09/08/2010

...dantes quando o sino tocava

…estivessem as estrelas adormecidas no profundo sono da noite, ou o sol no seu ponto mais alto, o sino repicava insistentemente com a presença de um fogo no alto do monte. Os chefes de família logo tratavam de acordar os mais empenedridos na constelação de sonhos, ou o jovem pastor deitado em nos pensamentos à sombra do carvalho enquanto vigiava o rebanho que fazia das suas, na seara do vizinho. Era um tempo em que a entreajuda era lei e o clamor do sino a todos diria respeito, pois o bem de uns era tão importante como o bem comum. E lá iam monte acima apagar o fogo que alguém por leviandade ou por mera maldade teria iniciado. Nesse tempo, o monte era o agreste tojal que alimentava as camas dos animais, abrigo de rebanhos em tempos de escassez, e que em última instância seria o estrume que alimentava o pão de muitas bocas famintas. A floresta por seu turno era o guardião da vida, fonte de rendimento para muitas casas e calorosa companhia nas noites frias e húmidas de inverno. As fagulhas as pinhas alimentavam as conversas de serão e aquecia o coração desanimado de quem lutava pela vida e ansiava por um futuro melhor para os seus. As famílias eram numerosas, braços que ritmavam a terra no tempo das lavras, vozes que cantavam as desfolhadas e pernas que derramavam o vinho que matava sede e alimentava a alma. Era o tempo em que a ordenha era madrugadora, e o caminho trilhado descalços até ao posto do leite, eram as migalhas de farelo e a farinha do capoeiro. Esse ritual diário, ponto de encontro das moças namoradeiras vestidas com a melhor roupa, manto de longos olhares de corte e sedução, mas descalças. Quantas promessas foram cantadas, quantos poemas escondem as pedras que o inverno e a chuva amoleceram e moldaram nesse trilho que hoje percorro a pé. Eram os tempos da junta de vacas que vagarosamente lutavam “contra a mosca”, carregadas até à exaustão do milho e a carocha monte acima já noite dentro. Eram o tempo em que os pés descalços encaminhavam a água das poças no lameiro, em que uma toalha de de água escorria no verde prado de lima coberto de pequenas flores e sonhos.

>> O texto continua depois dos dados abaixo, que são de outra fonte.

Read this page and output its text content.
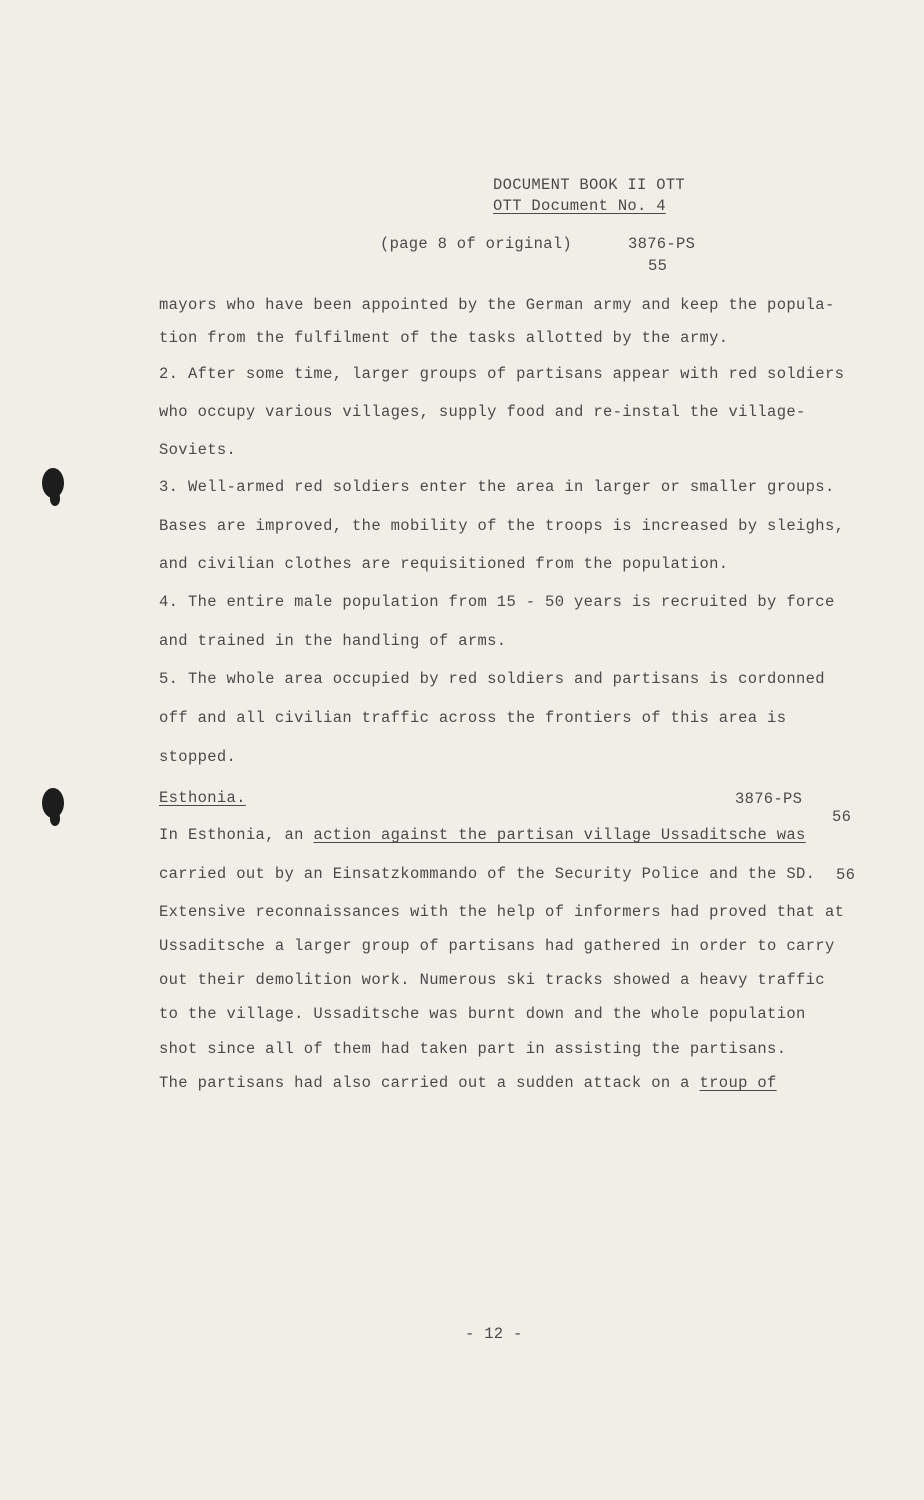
DOCUMENT BOOK II OTT
OTT Document No. 4
(page 8 of original)	3876-PS
55
mayors who have been appointed by the German army and keep the popula-
tion from the fulfilment of the tasks allotted by the army.
2. After some time, larger groups of partisans appear with red soldiers
who occupy various villages, supply food and re-instal the village-
Soviets.
3. Well-armed red soldiers enter the area in larger or smaller groups.
Bases are improved, the mobility of the troops is increased by sleighs,
and civilian clothes are requisitioned from the population.
4. The entire male population from 15 - 50 years is recruited by force
and trained in the handling of arms.
5. The whole area occupied by red soldiers and partisans is cordonned
off and all civilian traffic across the frontiers of this area is
stopped.
Esthonia.	3876-PS
56
In Esthonia, an action against the partisan village Ussaditsche was
carried out by an Einsatzkommando of the Security Police and the SD. 56
Extensive reconnaissances with the help of informers had proved that at
Ussaditsche a larger group of partisans had gathered in order to carry
out their demolition work. Numerous ski tracks showed a heavy traffic
to the village. Ussaditsche was burnt down and the whole population
shot since all of them had taken part in assisting the partisans.
The partisans had also carried out a sudden attack on a troup of
- 12 -
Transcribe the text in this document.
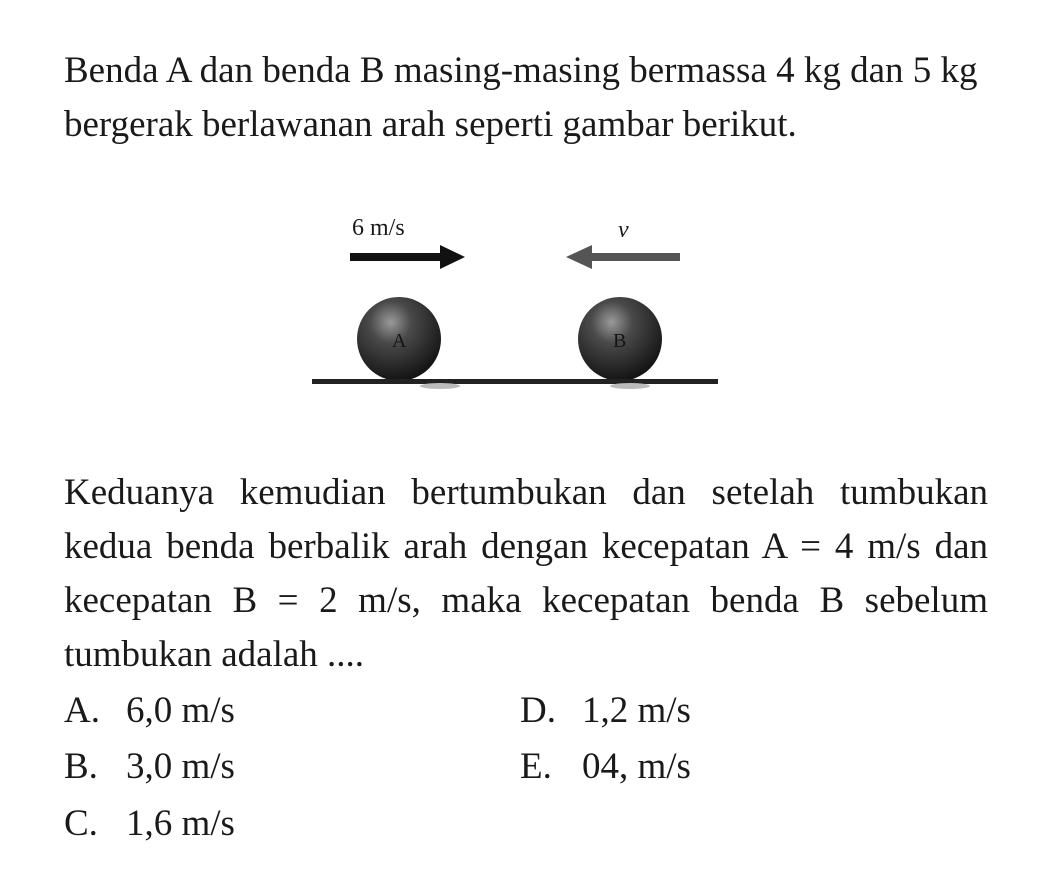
Benda A dan benda B masing-masing bermassa 4 kg dan 5 kg bergerak berlawanan arah seperti gambar berikut.

6 m/s	v
A	B

Keduanya kemudian bertumbukan dan setelah tumbukan kedua benda berbalik arah dengan kecepatan A = 4 m/s dan kecepatan B = 2 m/s, maka kecepatan benda B sebelum tumbukan adalah ....

A. 6,0 m/s
B. 3,0 m/s
C. 1,6 m/s
D. 1,2 m/s
E. 04, m/s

Esse tempo acabou. Agora sobram os casebres abandonados, despidos de vida, rodeados de mato e silvedos. O sorriso das crianças de outrora ouvem-se ao longe, e nem o sino da igreja conta o passar do tempo como ontem. Sim, parece que foi ontem. Sobra o barulho dos carros ao longe, na estrada emergiu da vontade de alguns e que manchou a pacatez da aldeia. Ouve-se um ou outro tractor que diariamente leva o mato, e pouco mais. O fogo come a terra, e o sino já não dobra pela vida de outrora. Aparentemente tudo se perdeu no esquecimento, e já nada nem ninguém acorda da letargia em que o presente caiu. É triste quando o passado recente só se revive como uma fábula do antigamente. E isso vê-se nos rostos de quem conta. Ouve-se a tristeza em cada palavra. Já não há presente, apenas um “dantes quando sino tocava…”.